The mine itself is comparatively new, extracting premium hard coking coal, used primarily for metal smelting. The planned annual production level is one million tonnes, mostly for export, although current production is less than half of this. The first shipment was made early this year. The good news about such a new mine is that, unlike the San Jose mine in Chile, it will have been constructed with two exit routes for the miners (see below).
The cross section of the mine plan is provided in an overview document, which is available here (caution – pdf). The entrance adit is off to the right of the image.
As the cross section above shows, one aspect of this mine that is important is that the primary access roadway is via an inclined drift (roadway) rather than the conventional vertcal shaft that most people associate with coal mines. This inclined roadway is large – 5.5 metres wide and 4 metres high – see image above (source – caution pdf).
A key part of the rescue may be the presence of a large vertical ventilation shaft from the mine workings to the hilltop, shown to the left – source). This shaft, which appears to have a cross section of 4 square metres, may provide an additional access route for the rescue teams. However, above ground access to the shaft is by helicopter only, so the logistics will be challenging. This shaft has been subject to rockfalls in the past, and indeed a substantial section had to be rebuilt in 2009, but hopefully it will provide a key potential rescue route.

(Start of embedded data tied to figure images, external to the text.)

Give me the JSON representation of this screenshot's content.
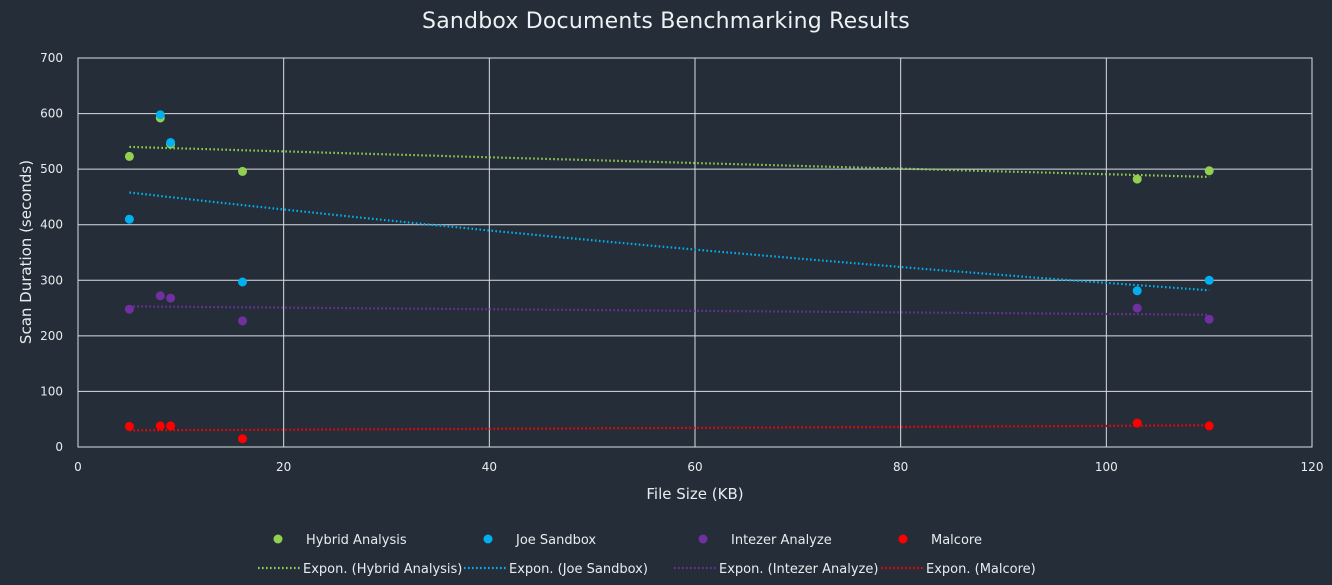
{
  "chart_data": {
    "type": "scatter",
    "title": "Sandbox Documents Benchmarking Results",
    "xlabel": "File Size (KB)",
    "ylabel": "Scan Duration (seconds)",
    "xlim": [
      0,
      120
    ],
    "ylim": [
      0,
      700
    ],
    "xticks": [
      0,
      20,
      40,
      60,
      80,
      100,
      120
    ],
    "yticks": [
      0,
      100,
      200,
      300,
      400,
      500,
      600,
      700
    ],
    "grid": true,
    "legend_position": "bottom",
    "series": [
      {
        "name": "Hybrid Analysis",
        "color": "#92d050",
        "points": [
          [
            5,
            523
          ],
          [
            8,
            592
          ],
          [
            9,
            545
          ],
          [
            16,
            496
          ],
          [
            103,
            482
          ],
          [
            110,
            497
          ]
        ]
      },
      {
        "name": "Joe Sandbox",
        "color": "#00b0f0",
        "points": [
          [
            5,
            410
          ],
          [
            8,
            598
          ],
          [
            9,
            548
          ],
          [
            16,
            297
          ],
          [
            103,
            281
          ],
          [
            110,
            300
          ]
        ]
      },
      {
        "name": "Intezer Analyze",
        "color": "#7030a0",
        "points": [
          [
            5,
            248
          ],
          [
            8,
            272
          ],
          [
            9,
            268
          ],
          [
            16,
            227
          ],
          [
            103,
            250
          ],
          [
            110,
            230
          ]
        ]
      },
      {
        "name": "Malcore",
        "color": "#ff0000",
        "points": [
          [
            5,
            37
          ],
          [
            8,
            38
          ],
          [
            9,
            38
          ],
          [
            16,
            15
          ],
          [
            103,
            43
          ],
          [
            110,
            38
          ]
        ]
      }
    ],
    "trendlines": [
      {
        "name": "Expon. (Hybrid Analysis)",
        "type": "exponential",
        "color": "#92d050",
        "x_range": [
          5,
          110
        ],
        "y_start": 540,
        "y_end": 486
      },
      {
        "name": "Expon. (Joe Sandbox)",
        "type": "exponential",
        "color": "#00b0f0",
        "x_range": [
          5,
          110
        ],
        "y_start": 458,
        "y_end": 282
      },
      {
        "name": "Expon. (Intezer Analyze)",
        "type": "exponential",
        "color": "#7030a0",
        "x_range": [
          5,
          110
        ],
        "y_start": 253,
        "y_end": 238
      },
      {
        "name": "Expon. (Malcore)",
        "type": "exponential",
        "color": "#ff0000",
        "x_range": [
          5,
          110
        ],
        "y_start": 30,
        "y_end": 39
      }
    ]
  }
}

There is a very interesting pdf article about the development of the mine online here (caution – it is a pdf). This article was written by Gordon Ward, the Chief Executive Officer of the mine. This article includes the image below, which shows the nature of the mining operations. At the time that this article was written the tunnel had yet to intercept the dipping coal seam (the remaining tunnel length then to be produced is marked “remaining section to tunnel”). The tunnel was intended to intercept the tunnel at the location of the Hawera Fault.
The rescue operation will probably be very challenging, so do not expect rapid information to emerge from the onsite teams, despite the undoubtedly frenzied media interest. I will try to keep this updated over the weekend as news emerges.